Model Training#

Learn how to train scXpand models for T-cell expansion prediction.

Overview#

scXpand supports five model architectures for training:

  • Neural Networks: Autoencoder (with reconstruction + classification) and MLP (direct prediction)

  • Gradient Boosting: LightGBM (optimized for tabular data)

  • Linear Models: Logistic Regression and SVM (linear classifiers)

For detailed architecture descriptions, configuration options, and scientific foundations, see Model Architectures Guide.

Training with the Command-Line#

You can train any of the supported models directly from the command line.

# Autoencoder training
python -m scxpand.main train --model_type autoencoder --data_path data/example_data.h5ad --n_epochs 100

# MLP training
python -m scxpand.main train --model_type mlp --data_path data/example_data.h5ad --n_epochs 50

# LightGBM training (no epochs needed)
python -m scxpand.main train --model_type lightgbm --data_path data/example_data.h5ad

# Logistic Regression training
python -m scxpand.main train --model_type logistic --data_path data/example_data.h5ad

# SVM training
python -m scxpand.main train --model_type svm --data_path data/example_data.h5ad

Using a Configuration File#

For more complex configurations, you can use a JSON configuration file to specify parameters for a training run. This is useful for keeping track of different experimental setups.

Pass the file using the --config_path argument:

python -m scxpand.main train --model_type autoencoder --config_path my_ae_config.json

Parameter Precedence: Parameters are loaded in the following order (last one wins): 1. Default parameters in the model’s Param class. 2. Parameters from your JSON configuration file. 3. Keyword arguments passed directly on the command line (e.g., --n_epochs 100).

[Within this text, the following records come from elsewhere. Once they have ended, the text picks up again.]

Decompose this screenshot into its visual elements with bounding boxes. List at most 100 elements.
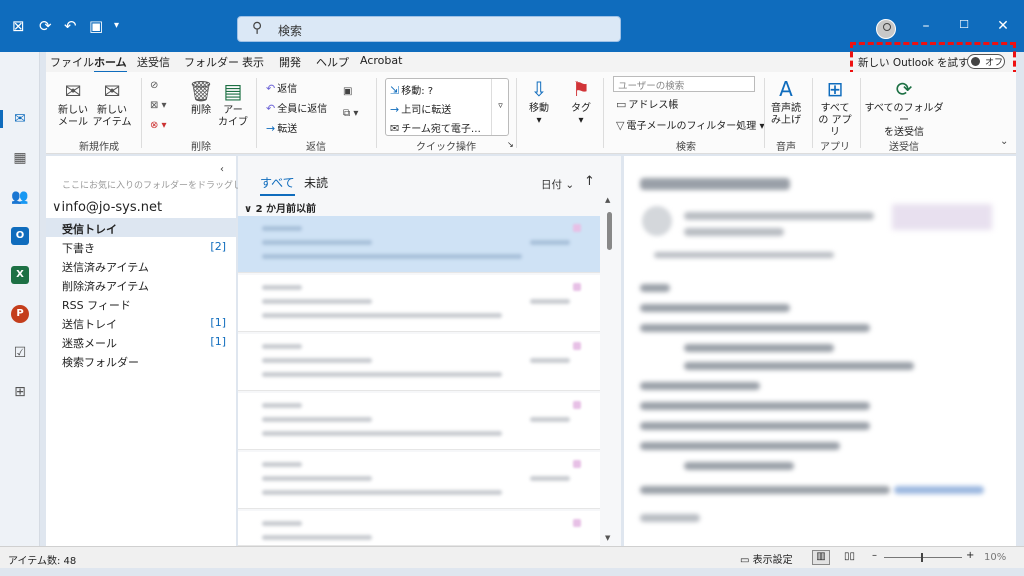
forward-icon: → xyxy=(266,122,276,135)
zoom-slider-thumb[interactable] xyxy=(921,553,923,562)
menu-send-receive[interactable]: 送受信 xyxy=(137,54,170,70)
reading-view-icon[interactable]: ▯▯ xyxy=(844,551,855,562)
people-search-input[interactable]: ユーザーの検索 xyxy=(613,76,755,92)
view-settings-label: 表示設定 xyxy=(752,555,793,566)
reply-all-button[interactable]: ↶ 全員に返信 xyxy=(266,100,327,115)
folder-inbox[interactable]: 受信トレイ xyxy=(46,218,236,237)
powerpoint-app-icon[interactable]: P xyxy=(11,305,29,323)
quick-step-move[interactable]: ⇲ 移動: ? xyxy=(390,82,433,97)
calendar-quick-icon[interactable]: ▣ xyxy=(89,18,103,34)
folder-rss[interactable]: RSS フィード xyxy=(46,294,236,313)
filter-email-button[interactable]: ▽ 電子メールのフィルター処理 ▾ xyxy=(616,117,764,132)
quick-steps-more-button[interactable]: ▿ xyxy=(491,79,509,135)
message-list-scrollbar[interactable]: ▲ ▼ xyxy=(604,196,614,544)
undo-icon[interactable]: ↶ xyxy=(64,18,77,34)
scroll-down-icon[interactable]: ▼ xyxy=(605,534,610,542)
list-item[interactable] xyxy=(238,275,600,332)
maximize-button[interactable]: ☐ xyxy=(954,18,974,31)
all-apps-button[interactable]: ⊞ すべて の アプリ xyxy=(816,78,854,139)
forward-button[interactable]: → 転送 xyxy=(266,120,297,135)
scroll-up-icon[interactable]: ▲ xyxy=(605,196,610,204)
outlook-app-icon[interactable]: O xyxy=(11,227,29,245)
folder-outbox[interactable]: 送信トレイ [1] xyxy=(46,313,236,332)
sort-direction-icon[interactable]: ↑ xyxy=(584,174,595,189)
delete-button[interactable]: 🗑 削除 xyxy=(186,80,216,117)
folder-pane: ‹ ここにお気に入りのフォルダーをドラッグします ∨info@jo-sys.ne… xyxy=(46,156,260,546)
send-receive-all-button[interactable]: ⟳ すべてのフォルダー を送受信 xyxy=(864,78,944,139)
tab-unread[interactable]: 未読 xyxy=(304,174,328,191)
folder-junk[interactable]: 迷惑メール [1] xyxy=(46,332,236,351)
people-icon[interactable]: 👥 xyxy=(11,188,29,206)
folder-search-folders[interactable]: 検索フォルダー xyxy=(46,351,236,370)
folder-deleted[interactable]: 削除済みアイテム xyxy=(46,275,236,294)
new-mail-button[interactable]: ✉ 新しい メール xyxy=(56,80,90,129)
reply-button[interactable]: ↶ 返信 xyxy=(266,80,297,95)
status-bar: アイテム数: 48 ▭ 表示設定 ▥ ▯▯ – + 10% xyxy=(0,546,1024,568)
mail-icon[interactable]: ✉ xyxy=(11,110,29,128)
read-aloud-button[interactable]: A 音声読 み上げ xyxy=(768,78,804,127)
more-apps-icon[interactable]: ⊞ xyxy=(11,383,29,401)
archive-icon: ▤ xyxy=(223,79,243,103)
menu-file[interactable]: ファイル xyxy=(50,54,94,70)
ignore-icon[interactable]: ⊘ xyxy=(150,80,158,91)
close-button[interactable]: ✕ xyxy=(993,18,1013,34)
menu-folder[interactable]: フォルダー xyxy=(184,54,239,70)
menu-developer[interactable]: 開発 xyxy=(279,54,301,70)
list-item[interactable] xyxy=(238,452,600,509)
message-list: すべて 未読 日付 ⌄ ↑ ∨ 2 か月前以前 ▲ ▼ xyxy=(238,156,621,546)
calendar-icon[interactable]: ▦ xyxy=(11,149,29,167)
move-button[interactable]: ⇩ 移動 ▾ xyxy=(524,78,554,127)
quick-step-to-manager[interactable]: → 上司に転送 xyxy=(390,101,451,116)
excel-app-icon[interactable]: X xyxy=(11,266,29,284)
cleanup-icon[interactable]: ⊠ ▾ xyxy=(150,100,167,111)
read-aloud-label: 音声読 み上げ xyxy=(771,103,801,126)
zoom-out-icon[interactable]: – xyxy=(872,550,877,561)
list-item[interactable] xyxy=(238,511,600,546)
junk-icon[interactable]: ⊗ ▾ xyxy=(150,120,167,131)
reading-pane xyxy=(624,156,1016,546)
normal-view-icon[interactable]: ▥ xyxy=(812,550,830,565)
sort-by-date[interactable]: 日付 ⌄ xyxy=(541,177,574,192)
folder-label: 送信済みアイテム xyxy=(62,261,149,274)
folder-sent[interactable]: 送信済みアイテム xyxy=(46,256,236,275)
search-box[interactable]: ⚲ 検索 xyxy=(237,16,621,42)
zoom-slider[interactable] xyxy=(884,557,962,558)
group-header[interactable]: ∨ 2 か月前以前 xyxy=(244,200,316,215)
meeting-icon[interactable]: ▣ xyxy=(343,86,352,97)
outlook-logo-icon: ⊠ xyxy=(12,17,25,35)
new-items-button[interactable]: ✉ 新しい アイテム xyxy=(92,80,132,129)
app-rail: ✉ ▦ 👥 O X P ☑ ⊞ xyxy=(0,52,40,546)
reply-all-label: 全員に返信 xyxy=(277,104,328,115)
menu-home[interactable]: ホーム xyxy=(94,54,127,73)
archive-button[interactable]: ▤ アー カイブ xyxy=(218,80,248,129)
folder-drafts[interactable]: 下書き [2] xyxy=(46,237,236,256)
scroll-thumb[interactable] xyxy=(607,212,612,250)
address-book-button[interactable]: ▭ アドレス帳 xyxy=(616,96,678,111)
menu-help[interactable]: ヘルプ xyxy=(316,54,349,70)
reply-icon: ↶ xyxy=(266,82,276,95)
list-item[interactable] xyxy=(238,334,600,391)
ribbon-collapse-icon[interactable]: ⌄ xyxy=(1000,136,1008,147)
tasks-icon[interactable]: ☑ xyxy=(11,344,29,362)
menu-acrobat[interactable]: Acrobat xyxy=(360,54,402,67)
quick-steps-launcher-icon[interactable]: ↘ xyxy=(507,140,514,149)
read-aloud-icon: A xyxy=(779,77,793,101)
tags-button[interactable]: ⚑ タグ ▾ xyxy=(568,78,594,127)
list-item[interactable] xyxy=(238,393,600,450)
sync-icon[interactable]: ⟳ xyxy=(39,18,52,34)
menu-view[interactable]: 表示 xyxy=(242,54,264,70)
more-respond-icon[interactable]: ⧉ ▾ xyxy=(343,108,358,119)
filter-icon: ▽ xyxy=(616,119,625,132)
customize-toolbar-icon[interactable]: ▾ xyxy=(114,18,119,34)
minimize-button[interactable]: – xyxy=(916,18,936,34)
folder-label: 迷惑メール xyxy=(62,337,117,350)
collapse-folder-pane-icon[interactable]: ‹ xyxy=(220,164,224,175)
account-name[interactable]: ∨info@jo-sys.net xyxy=(52,200,162,215)
view-settings-button[interactable]: ▭ 表示設定 xyxy=(740,551,793,566)
list-item[interactable] xyxy=(238,216,600,273)
quick-step-team-email[interactable]: ✉ チーム宛て電子… xyxy=(390,120,481,135)
avatar[interactable] xyxy=(876,19,896,39)
archive-label: アー カイブ xyxy=(218,105,248,128)
zoom-in-icon[interactable]: + xyxy=(966,550,974,561)
tab-all[interactable]: すべて xyxy=(260,174,295,196)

This means a command-line argument will always override a setting in your config file.

Example `my_ae_config.json`:

{
    "latent_dim": 64,
    "n_epochs": 100,
    "init_learning_rate": 1e-4,
    "encoder_hidden_dims": [128, 64],
    "decoder_hidden_dims": [64, 128],
    "dropout_rate": 0.2
}

Training API Reference#

Train a single model with specific configuration:

scxpand.main.train(model_type, data_path='data/example_data.h5ad', save_dir=None, config_path=None, resume=False, num_workers=4, **kwargs)#

Train a single model.

Parameters:
  • model_type (ModelType | str) – Type of model to train (autoencoder, mlp, lightgbm, logistic, svm).

  • data_path (str (default: 'data/example_data.h5ad')) – Path to input data file.

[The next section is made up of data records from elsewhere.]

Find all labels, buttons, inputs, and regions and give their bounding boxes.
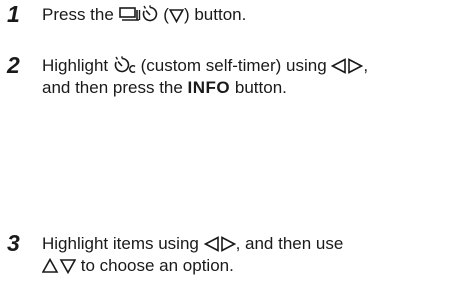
info-button-label: INFO [187, 78, 231, 97]
step-number: 2 [7, 52, 20, 78]
step-number: 3 [7, 230, 20, 256]
step-line: Highlight items using , and then use [42, 233, 454, 255]
step-text-segment: Press the [42, 5, 119, 24]
left-right-arrows-icon [203, 236, 236, 252]
step-text-segment: (custom self-timer) using [135, 56, 332, 75]
step-text-segment: and then press the [42, 78, 188, 97]
step-text: Press the ( ) button. [42, 4, 454, 26]
step-line: Highlight (custom self-timer) using , [42, 55, 454, 77]
self-timer-icon [141, 5, 159, 23]
left-right-arrows-icon [331, 58, 364, 74]
step-text: Highlight items using , and then use to … [42, 233, 454, 277]
custom-self-timer-icon [113, 56, 136, 74]
drive-mode-icon [118, 6, 141, 23]
step-line: and then press the INFO button. [42, 77, 454, 99]
step-text-segment: , [363, 56, 369, 75]
step-text-segment: button. [230, 78, 287, 97]
step-text: Highlight (custom self-timer) using , an… [42, 55, 454, 99]
down-triangle-icon [168, 8, 184, 23]
up-down-arrows-icon [42, 258, 76, 274]
step-text-segment: , and then use [235, 234, 344, 253]
step-number: 1 [7, 1, 20, 27]
step-text-segment: button. [189, 5, 247, 24]
step-text-segment: ( [158, 5, 169, 24]
step-line: to choose an option. [42, 255, 454, 277]
step-text-segment: Highlight [42, 56, 113, 75]
step-text-segment: to choose an option. [76, 256, 234, 275]
step-text-segment: Highlight items using [42, 234, 204, 253]
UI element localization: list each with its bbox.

  • save_dir (str | None (default: None)) – Directory to save results (if None, uses default for model type).

  • config_path (str | None (default: None)) – Path to configuration file.

  • resume (bool (default: False)) – Whether to resume from existing checkpoint.

  • num_workers (int (default: 4)) – Number of workers for data loading.

  • **kwargs (Any) – Additional parameters to override config.

Return type:

None

Returns:

None.

Examples

>>> # Autoencoder training
>>> python -m scxpand.main train --model_type autoencoder --data_path data/example_data.h5ad --n_epochs 100
>>>
>>> # MLP training
>>> python -m scxpand.main train --model_type mlp --data_path data/example_data.h5ad --n_epochs 50
>>>
>>> # LightGBM training (no epochs needed)
>>> python -m scxpand.main train --model_type lightgbm --data_path data/example_data.h5ad
>>>
>>> # Linear model training
>>> python -m scxpand.main train --model_type linear --data_path data/example_data.h5ad
>>>
>>> # SVM training with custom config
>>> python -m scxpand.main train --model_type svm --data_path data/example_data.h5ad --config_path config/svm_config.json

Training Monitoring#

Monitor training progress with TensorBoard:

# Start TensorBoard (view all training runs)
tensorboard --logdir=results/

# Or view a specific model type
tensorboard --logdir=results/pan_cancer_autoencoder_v_0/

# Access dashboard at http://localhost:6006

For detailed CLI examples and usage, see the scxpand.main module documentation.